G. & M. Herbekian, Katerdjoglou Han, Stambul,

Karekine Atamian, Ralli Han, Stambul

von der türkischen Regierung angeblich wegen politischer Umtriebe in Haft genommen worden sind. Wir wären der Kaiserlich Deutschen Botschaft sehr verbunden, wenn sie an zuständiger Stelle zum Schutze unserer Interessen und Sicherstellung unserer Forderungen, welche sich auf mehrere Tausend Pfund belaufen, intervenieren wollte.

Mit verbindlichstem Dank im voraus zeichnen wir


Hochachtungsvoll
Deutsche Orientbank
[Unterschriften]

[Anmerkung Mordtmann 15.8.]


sind wie ich höre am 12. dMts. aufgehoben. [zu Herbekian]: kommt aus Erzerum. Bedri bej, den ich heute danach fragte, hatte keine Kenntnis; will morgen Haig Efendi Bescheid sagen.

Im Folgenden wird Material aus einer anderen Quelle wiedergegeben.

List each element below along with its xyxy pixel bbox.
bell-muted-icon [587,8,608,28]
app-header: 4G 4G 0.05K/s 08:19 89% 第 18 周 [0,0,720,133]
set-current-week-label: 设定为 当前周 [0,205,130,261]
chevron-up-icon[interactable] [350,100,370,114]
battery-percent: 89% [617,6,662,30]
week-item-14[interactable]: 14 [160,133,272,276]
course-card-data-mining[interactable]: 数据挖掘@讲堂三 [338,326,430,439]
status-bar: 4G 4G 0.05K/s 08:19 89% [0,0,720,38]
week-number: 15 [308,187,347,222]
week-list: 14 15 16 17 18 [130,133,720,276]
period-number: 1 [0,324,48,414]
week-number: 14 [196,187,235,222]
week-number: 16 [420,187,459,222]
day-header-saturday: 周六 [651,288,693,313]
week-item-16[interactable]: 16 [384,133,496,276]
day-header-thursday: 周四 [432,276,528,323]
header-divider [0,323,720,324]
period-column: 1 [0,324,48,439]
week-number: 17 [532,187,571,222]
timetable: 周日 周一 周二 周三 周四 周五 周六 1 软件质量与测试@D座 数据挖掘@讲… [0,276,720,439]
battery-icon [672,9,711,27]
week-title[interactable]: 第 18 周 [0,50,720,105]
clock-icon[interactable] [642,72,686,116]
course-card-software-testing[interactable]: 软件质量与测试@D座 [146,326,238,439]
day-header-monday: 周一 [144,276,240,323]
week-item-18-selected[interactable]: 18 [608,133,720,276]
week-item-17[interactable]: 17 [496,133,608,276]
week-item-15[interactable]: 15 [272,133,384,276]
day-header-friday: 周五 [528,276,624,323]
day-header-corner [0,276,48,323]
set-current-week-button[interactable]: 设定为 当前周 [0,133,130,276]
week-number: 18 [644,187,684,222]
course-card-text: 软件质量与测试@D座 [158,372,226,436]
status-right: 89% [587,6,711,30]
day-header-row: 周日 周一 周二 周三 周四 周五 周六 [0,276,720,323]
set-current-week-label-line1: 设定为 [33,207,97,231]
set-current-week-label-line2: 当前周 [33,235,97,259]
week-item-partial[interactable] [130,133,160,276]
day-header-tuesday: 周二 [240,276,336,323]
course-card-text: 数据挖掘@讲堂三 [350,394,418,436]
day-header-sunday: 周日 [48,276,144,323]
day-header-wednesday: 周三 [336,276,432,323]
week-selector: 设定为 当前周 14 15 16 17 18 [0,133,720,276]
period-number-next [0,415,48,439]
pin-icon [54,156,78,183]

[Antwort vom 18. August 1915]

Nach Auskunft des Polizeipräfekten sind die Inhaber der Firmen G & M Herbekian und Karekine Atamian auf Ersuchen der Behörden von Ismid festgenommen und dorthin geschafft worden. Da, soweit bekannt, die Regierung das Vermögen dieser beiden Firmen nicht beschlagnahmt oder unter Zwangverwaltung gestellt hat, so sind vorläufig besondere Schritte der Kais. Botschaft zur Sicherung Ihrer Forderungen nicht angebracht.

N[eurath]
[Notiz Botschaft]

Haig Ef. ist krank, und kann daher seine anliegende Anzeige nicht weiter erläutern.

[Notiz Haig Efendi 18.6.]

Monsieur le Docteur,
Bédri Bey m’a dit que sur la demande d’Ismidt Mess. Atamian et Kherbekian y ont été envoyés. Si les banques ont à recevoir quelque chose, elles n’ont qu’à s’adresser aux fondés de pouvoirs de ces Messieurs. [Eigene Übersetzung: Herr Doktor Bedri Bey hat mir gesagt, daß die Herren Atamian und Kherbekian auf Verlangen von Ismidt dorthin geschickt worden sind. Wenn die Banken etwas zu erhalten haben, brauchen sie sich nur an die Prokuristen dieser Herren zu wenden.]